Dua, dia menjelaskan, untuk pelaporan monitoring dan evaluasi (monev) dalam pelaksanaan Strategi Nasional Pencegahan Korupsi (Stranas PK) maka Inspektorat Pemprov Maluku telah melakukan monev terhadap Biro Administrasi Pembangunan dan Pengadaan Barang/Jasa Pemprov serta Unit Kerja Pengadaan Barang dan Jasa di setiap kabupaten/kota.
Murad membeberkan, setelah dia dan Barnabas Nathaniel Orno dilantik sebagai Gubernur dan Wakil Gubernur Maluku bersama dua gubernur-wakil gubernur lain kemudian dibawa oleh Mendagri periode 2014-2019 Tjahjo Kumolo ke KPK guna bertemu dengan pimpinan KPK, Deputi Bidang Pencegahan KPK, dan jajaran. Pertemuan berlangsung di Gedung Merah Putih KPK pada Rabu, 12 Juni 2019. Dalam pertemuan tersebut, Murad memastikan komitmennya mencegah korupsi.
ADVERTISEMENT
"Kami berjanji di Maluku tidak ada korupsi, Pak Ketua KPK. Dan, kami siap menjadi agent KPK untuk daerah Maluku," tegas Murad.

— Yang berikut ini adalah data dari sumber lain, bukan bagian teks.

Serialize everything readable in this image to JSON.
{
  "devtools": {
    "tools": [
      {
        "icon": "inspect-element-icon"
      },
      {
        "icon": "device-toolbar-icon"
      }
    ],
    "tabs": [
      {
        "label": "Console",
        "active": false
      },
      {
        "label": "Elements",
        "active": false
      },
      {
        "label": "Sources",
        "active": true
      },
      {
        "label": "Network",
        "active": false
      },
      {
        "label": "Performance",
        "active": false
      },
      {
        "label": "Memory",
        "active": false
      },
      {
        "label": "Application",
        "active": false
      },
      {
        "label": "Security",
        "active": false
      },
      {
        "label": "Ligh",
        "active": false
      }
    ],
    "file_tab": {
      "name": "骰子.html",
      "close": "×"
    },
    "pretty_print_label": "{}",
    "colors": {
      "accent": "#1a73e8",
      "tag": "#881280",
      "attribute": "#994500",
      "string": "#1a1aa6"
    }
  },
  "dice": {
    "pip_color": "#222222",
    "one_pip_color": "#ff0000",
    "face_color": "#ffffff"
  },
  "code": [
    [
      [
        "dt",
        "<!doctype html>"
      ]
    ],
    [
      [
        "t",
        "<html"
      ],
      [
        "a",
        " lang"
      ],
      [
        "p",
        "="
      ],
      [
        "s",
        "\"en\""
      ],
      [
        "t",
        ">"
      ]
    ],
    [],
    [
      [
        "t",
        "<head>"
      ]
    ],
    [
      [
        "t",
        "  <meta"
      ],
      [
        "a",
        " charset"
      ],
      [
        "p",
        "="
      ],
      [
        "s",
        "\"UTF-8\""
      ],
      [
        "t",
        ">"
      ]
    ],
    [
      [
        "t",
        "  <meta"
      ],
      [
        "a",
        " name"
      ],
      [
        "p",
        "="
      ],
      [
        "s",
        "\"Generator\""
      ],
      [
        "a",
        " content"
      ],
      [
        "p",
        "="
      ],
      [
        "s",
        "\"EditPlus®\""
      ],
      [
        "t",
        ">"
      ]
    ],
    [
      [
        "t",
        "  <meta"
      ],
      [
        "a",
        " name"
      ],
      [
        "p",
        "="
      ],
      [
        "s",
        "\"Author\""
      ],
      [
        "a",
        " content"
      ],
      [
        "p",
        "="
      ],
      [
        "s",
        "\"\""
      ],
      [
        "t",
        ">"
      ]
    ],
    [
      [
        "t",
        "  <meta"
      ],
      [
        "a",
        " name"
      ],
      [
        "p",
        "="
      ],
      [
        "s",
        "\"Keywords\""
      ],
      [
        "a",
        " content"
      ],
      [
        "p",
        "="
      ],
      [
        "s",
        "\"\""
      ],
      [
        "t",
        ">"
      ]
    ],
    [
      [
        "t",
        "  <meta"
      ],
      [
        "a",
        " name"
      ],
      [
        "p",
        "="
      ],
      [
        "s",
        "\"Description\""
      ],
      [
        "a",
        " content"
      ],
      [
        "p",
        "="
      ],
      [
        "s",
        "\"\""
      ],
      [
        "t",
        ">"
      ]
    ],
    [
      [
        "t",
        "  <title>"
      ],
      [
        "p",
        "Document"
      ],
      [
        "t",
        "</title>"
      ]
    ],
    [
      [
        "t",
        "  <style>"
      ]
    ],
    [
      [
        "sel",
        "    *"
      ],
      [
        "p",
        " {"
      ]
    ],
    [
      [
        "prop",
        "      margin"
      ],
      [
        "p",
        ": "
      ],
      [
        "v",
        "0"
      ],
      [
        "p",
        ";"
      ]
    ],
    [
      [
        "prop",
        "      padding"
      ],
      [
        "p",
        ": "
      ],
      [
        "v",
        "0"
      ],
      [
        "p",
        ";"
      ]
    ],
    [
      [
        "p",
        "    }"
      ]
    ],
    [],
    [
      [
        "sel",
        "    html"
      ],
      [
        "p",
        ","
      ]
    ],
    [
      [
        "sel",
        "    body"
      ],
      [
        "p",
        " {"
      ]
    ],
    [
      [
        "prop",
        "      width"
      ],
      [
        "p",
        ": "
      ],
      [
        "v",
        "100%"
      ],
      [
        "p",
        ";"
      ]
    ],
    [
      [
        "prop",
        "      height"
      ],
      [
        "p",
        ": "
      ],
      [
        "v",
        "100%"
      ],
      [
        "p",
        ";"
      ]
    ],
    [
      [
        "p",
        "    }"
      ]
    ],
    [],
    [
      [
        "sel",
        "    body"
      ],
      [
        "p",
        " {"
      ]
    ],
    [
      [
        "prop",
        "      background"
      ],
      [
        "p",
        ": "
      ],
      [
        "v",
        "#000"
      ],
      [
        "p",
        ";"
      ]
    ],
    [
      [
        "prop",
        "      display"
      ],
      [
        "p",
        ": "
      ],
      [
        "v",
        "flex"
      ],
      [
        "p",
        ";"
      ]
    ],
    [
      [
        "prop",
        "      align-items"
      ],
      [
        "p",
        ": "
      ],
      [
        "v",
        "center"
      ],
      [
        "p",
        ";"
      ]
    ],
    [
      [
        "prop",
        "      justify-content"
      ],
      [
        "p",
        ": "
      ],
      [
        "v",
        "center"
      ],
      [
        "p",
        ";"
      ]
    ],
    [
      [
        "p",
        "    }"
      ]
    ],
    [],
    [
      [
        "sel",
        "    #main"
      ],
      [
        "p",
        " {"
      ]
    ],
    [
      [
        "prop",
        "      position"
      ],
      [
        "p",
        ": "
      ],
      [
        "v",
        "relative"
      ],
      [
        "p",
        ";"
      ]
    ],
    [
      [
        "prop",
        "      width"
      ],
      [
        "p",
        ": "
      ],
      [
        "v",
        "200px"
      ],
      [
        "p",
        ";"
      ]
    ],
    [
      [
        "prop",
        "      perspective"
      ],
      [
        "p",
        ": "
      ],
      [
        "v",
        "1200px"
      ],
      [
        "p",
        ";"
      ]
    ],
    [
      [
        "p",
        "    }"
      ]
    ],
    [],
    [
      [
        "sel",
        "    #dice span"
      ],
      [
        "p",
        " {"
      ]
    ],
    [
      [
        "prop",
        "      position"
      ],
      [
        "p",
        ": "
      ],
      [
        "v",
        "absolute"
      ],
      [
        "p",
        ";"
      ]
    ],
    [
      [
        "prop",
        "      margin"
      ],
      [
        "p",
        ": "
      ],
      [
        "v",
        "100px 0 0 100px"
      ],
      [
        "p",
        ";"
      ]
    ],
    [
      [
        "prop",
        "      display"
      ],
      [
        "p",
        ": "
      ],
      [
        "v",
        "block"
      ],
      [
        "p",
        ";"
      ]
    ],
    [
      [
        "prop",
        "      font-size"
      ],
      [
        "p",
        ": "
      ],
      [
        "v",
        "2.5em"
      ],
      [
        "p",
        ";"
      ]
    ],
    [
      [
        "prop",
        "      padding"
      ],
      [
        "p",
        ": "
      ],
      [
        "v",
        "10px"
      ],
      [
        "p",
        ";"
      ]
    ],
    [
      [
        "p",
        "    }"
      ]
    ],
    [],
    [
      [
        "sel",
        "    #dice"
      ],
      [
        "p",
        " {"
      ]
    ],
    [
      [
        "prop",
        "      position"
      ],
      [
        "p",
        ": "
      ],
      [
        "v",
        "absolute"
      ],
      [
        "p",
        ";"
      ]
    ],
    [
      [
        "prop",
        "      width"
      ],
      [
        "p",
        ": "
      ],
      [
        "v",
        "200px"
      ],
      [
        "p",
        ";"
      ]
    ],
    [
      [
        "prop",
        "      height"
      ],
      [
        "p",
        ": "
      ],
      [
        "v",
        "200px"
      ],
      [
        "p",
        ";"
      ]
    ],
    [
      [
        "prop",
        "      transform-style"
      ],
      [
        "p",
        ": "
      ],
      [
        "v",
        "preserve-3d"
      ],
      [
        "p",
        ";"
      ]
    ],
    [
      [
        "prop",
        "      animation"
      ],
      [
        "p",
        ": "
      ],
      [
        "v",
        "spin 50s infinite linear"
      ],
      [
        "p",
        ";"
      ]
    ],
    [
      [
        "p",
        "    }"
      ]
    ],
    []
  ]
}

Dia kemudian mengomentari pernyataan Firli Bahuri tentang prinsip yang harus dijalankan kepala daerah yakni pelaksanaan janji kampanye dan masalah kewenangan pengelolaan anggaran. Murad membeberkan, Firli dan KPK tidak perlu khawatir dengan Provinsi Maluku. Menurut dia, sebagai mantan anggota Polri maka Murad memegang teguh prinsip dan berpedoman bahwa pengabdian tanpa batas kepada rakyat adalah segalanya.

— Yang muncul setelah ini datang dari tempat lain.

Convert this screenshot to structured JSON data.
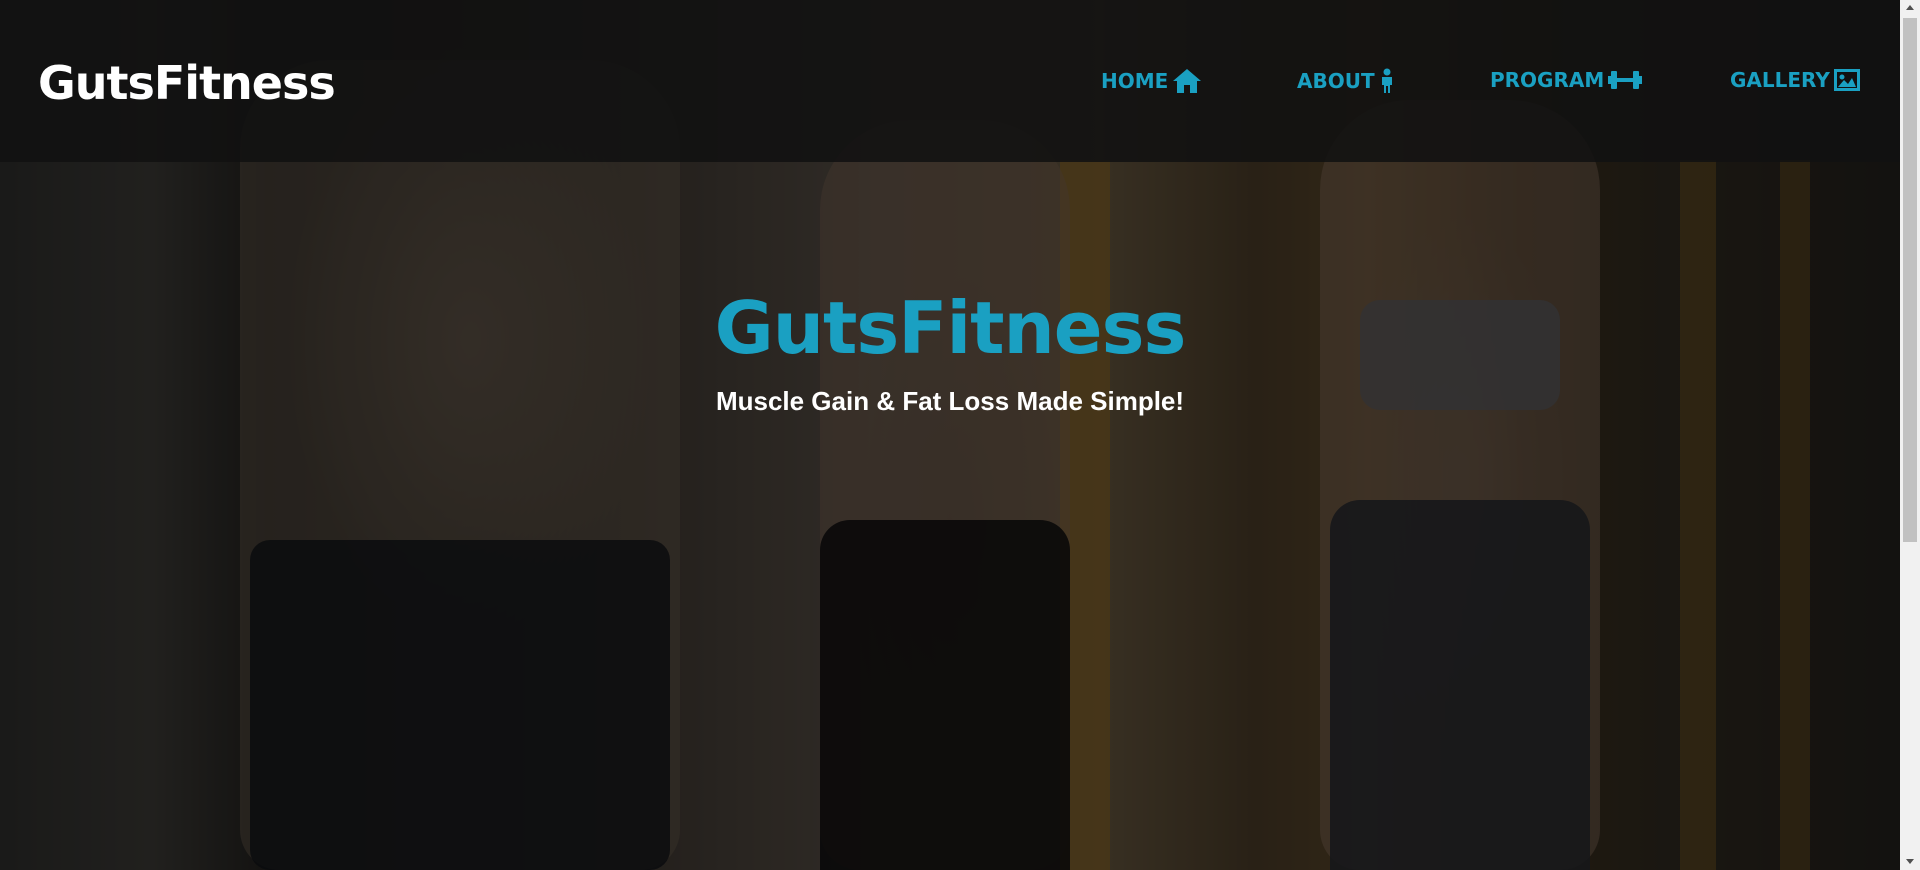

"Dan saya tidak akan bermain-main dengan masalah korupsi," ujar mantan Komandan Brimob Mabes Polri ini.
Sebelum bagian akhir pernyataan, Murad meminta agar Firli Bahuri bersedia datang dan hadir di Provinsi Maluku bersama Tim Satgas Korsupgah Korwil VII yang dipimpin Adlinsyah Malik Nasution saat pelaksanaan kegiatan pencegahan korupsi. Permintaan Murad sama seperti disampaikan Edy Rahmayadi agar Firli datang ke Provinsi Sumut. Murad mengatakan, atas permintaan Edy itu Firli telah menyatakan bersedia.
ADVERTISEMENT
"Untuk itu kami minta Pak Ketua KPK datang ke Maluku untuk melihat dan orang Maluku bisa melihat bahwa Ketua KPK datang di sini sehingga pencegahan korupsi bisa terjadi dan tidak ada di Maluku," pintanya.

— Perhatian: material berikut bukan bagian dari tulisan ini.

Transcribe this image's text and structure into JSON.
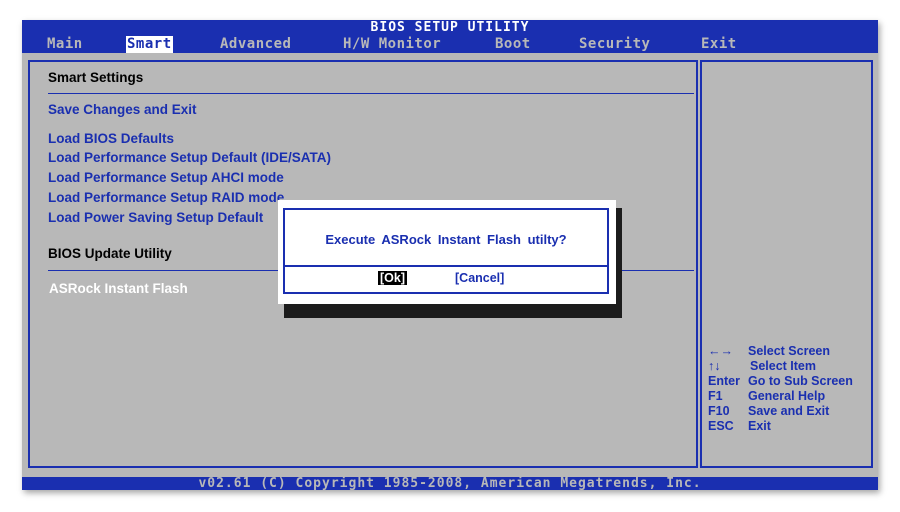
{
  "title": "BIOS SETUP UTILITY",
  "menu": [
    {
      "label": "Main"
    },
    {
      "label": "Smart",
      "active": true
    },
    {
      "label": "Advanced"
    },
    {
      "label": "H/W Monitor"
    },
    {
      "label": "Boot"
    },
    {
      "label": "Security"
    },
    {
      "label": "Exit"
    }
  ],
  "main": {
    "heading": "Smart Settings",
    "items": [
      "Save Changes and Exit",
      "Load BIOS Defaults",
      "Load Performance Setup Default (IDE/SATA)",
      "Load Performance Setup AHCI mode",
      "Load Performance Setup RAID mode",
      "Load Power Saving Setup Default"
    ],
    "update_heading": "BIOS Update Utility",
    "update_item": "ASRock Instant Flash"
  },
  "help": [
    {
      "key": "←→",
      "desc": "Select Screen"
    },
    {
      "key": "↑↓",
      "desc": "Select Item"
    },
    {
      "key": "Enter",
      "desc": "Go to Sub Screen"
    },
    {
      "key": "F1",
      "desc": "General Help"
    },
    {
      "key": "F10",
      "desc": "Save and Exit"
    },
    {
      "key": "ESC",
      "desc": "Exit"
    }
  ],
  "dialog": {
    "message": "Execute ASRock Instant Flash utilty?",
    "ok_label": "[Ok]",
    "cancel_label": "[Cancel]"
  },
  "footer": "v02.61 (C) Copyright 1985-2008, American Megatrends, Inc.",
  "colors": {
    "bios_blue": "#1a2fb0",
    "panel_gray": "#b8b8b8",
    "text_white": "#ffffff"
  }
}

Murad melanjutkan, sebagai Gubernur Maluku maka dia tidak stres meski baru satu tahun menjabat. Bagi dia, seorang gubernur yang telah mendapat jabatan harus mengingat bahwa jabatan itu merupakan amanah. Sebagai amanah, maka seorang gubernur termasuk Murad harus jujur dan adil dalam menjalankan amanahnya untuk kepentingan masyarakat yang dipimpin.
"Tergantung dari mindset kepala daerah, kalau mindset-nya macam-macam pasti dia stres. Kami tidak stres karena mindset kami isinya hanya membangun Maluku ke depan dengan kelebihan dan kekurangan yang kami punya, dengan networking yang ada pada kami," ucap Murad.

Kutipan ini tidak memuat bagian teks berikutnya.